Many years of wars in Iraq have resulted in a serious rise in bacterial resistance to antibiotics, with implications for the entire region and the world, warn experts. Destroyed healthcare infrastructure, medicine shortages, limited resources, heavy metal contamination and poor sanitation likely to blame, according to medical experts in Lebanon.
Dr. Antoine Abou Fayad of the department of experimental pathology, immunology and microbiology at the American University of Beirut and colleagues have just published a study in the journal BMJ Global Health under the title “Antimicrobial resistance and the Iraq wars: armed conflict as an under-investigated pathway with growing significance," the Jerusalem Post writes.
Antimicrobial resistance (AMR) is rising globally at an alarming rate and is expected to cause 10 million deaths a year by 2050 if nothing is done about it, the authors wrote.
Overuse and misuse of antibiotics
Until now largely attributed to the overuse and misuse of antibiotics, attention is now turning to other factors such as heavy metals and disinfectants containing quaternary ammonium compounds (QACs), which are widely used in the healthcare and hospitality sectors.
War has been implicated in the emergence of AMR as far back as the 1940s, but has received little attention, they continued. “Iraq is a stellar example of this neglect, as the country has experienced a sequence of conflicts since the 1980s that have coincided with the emergence and spread of pathogens with specific patterns of antibiotic resistance, they highlight.”
Why healthcare workers left Iraq
These conflicts include the Iran-Iraq war (1980–88); the First Gulf War in 1991; UN economic sanctions following the Iraqi invasion of Kuwait (1990- 2003); the US invasion and occupation (2003–11) including a period of militarized violence (2005-07); and Iraqi state conflicts with ISIS (banned in Russia) in 2014–17.

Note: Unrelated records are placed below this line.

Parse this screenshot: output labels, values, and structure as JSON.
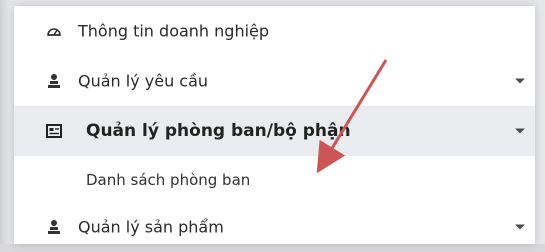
{
  "menu": {
    "items": [
      {
        "label": "Thông tin doanh nghiệp",
        "icon": "speedometer-icon",
        "has_caret": false
      },
      {
        "label": "Quản lý yêu cầu",
        "icon": "user-stack-icon",
        "has_caret": true
      },
      {
        "label": "Quản lý phòng ban/bộ phận",
        "icon": "id-card-icon",
        "has_caret": true,
        "active": true
      },
      {
        "label": "Danh sách phòng ban",
        "icon": "",
        "has_caret": false,
        "submenu": true
      },
      {
        "label": "Quản lý sản phẩm",
        "icon": "user-stack-icon",
        "has_caret": true
      }
    ]
  },
  "colors": {
    "active_row_bg": "#eaecef",
    "annotation_arrow": "#cc5656"
  }
}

Many healthcare workers fled from Iraq since 2003, with many reporting violent attacks on health facilities or personnel as a primary driver. “With a lack of a well-established antimicrobial stewardship system, especially compromised by the conditions of war faced by the country’s healthcare system, the administration of broad-spectrum antibiotics as empirical therapy for war wounds was widespread, leading to selection for highly resistant organisms. Moreover, the administration of even broader-spectrum drugs for the treatment of multidrug-resistant (MDR) infections further contributed to AMR by increasing the potential for nosocomial [in-hospital] transmission.”
Health of population
Protracted conflict in Iraq, they continued, “has had adverse implications to population health. And yet, it is worth noting that Iraqi institutions have rarely been the source of information on AMR in Iraq across these conflict periods. Rather, what we know about AMR in Iraq is largely sourced from US military medicine during the period of the US invasion and occupation and from humanitarian organizations operating in Iraq throughout the conflict period. One of the legacies of British rule in Iraq was the establishment of an expansive healthcare system that attracted patients region-wide for medical treatment in Iraq. Armed conflicts since the 1990s have accompanied a progressive deterioration of Iraq’s national healthcare system, leading to lack or limitation in trained staff, infection prevention and control, access to many classes of antibiotics and proper clinical microbiology for guiding clinicians," Fayad and colleagues wrote.
Microbes attack
“Contemporary conflicts, waged in urban and industrialized landscapes pressure microbes with selective environments that contain unique combinations and concentrations of toxic heavy metals and antibiotics, while simultaneously providing niches and dissemination routes for microbial pathogens,”
the authors stressed.
“These can include the high number of wounded, the nature of wounds, refugee displacement, collapse of sanitation controls, loss of diagnostics and skilled healthcare personnel, the dismantlement of healthcare infrastructures and the placement of often under-resourced and improvised field hospitals where both injured combatants and civilians are exposed to harmful pathogens with limited care and resources to properly recover.” Such outcomes have occurred in Iraq.
Heavy metals
Heavy metals used in weapons persist in the environment, with explosives containing huge amounts of lead and mercury. Chromium, copper, lead nickel and zinc are used to coat bullets, missiles, gun barrels and military vehicles, while antimony, barium, and boron are weapon-priming compounds – and many bacterial species have been shown to have evolved resistance to combat heavy metals’ toxicity, they continued.
Conflicts won't stop
“Taken together, a destroyed healthcare infrastructure, inappropriate microbial therapies, limited resources, high heavy metal contamination in humans and the environment and lack of proper water, sanitation and hygiene combined, likely play instrumental roles in the catastrophic rise of AMR in Iraq and, by extension, regionally and globally,”
the authors wrote.
Research is urgently needed to understand the direct and indirect roles of armed conflict on the rise of AMR if it is to be stopped and millions of needless deaths prevented. “Understanding these linkages between AMR and conflict, especially across time, is essential for a global response to AMR, especially as there is little indication that conflict, worldwide, will abate in years to come.”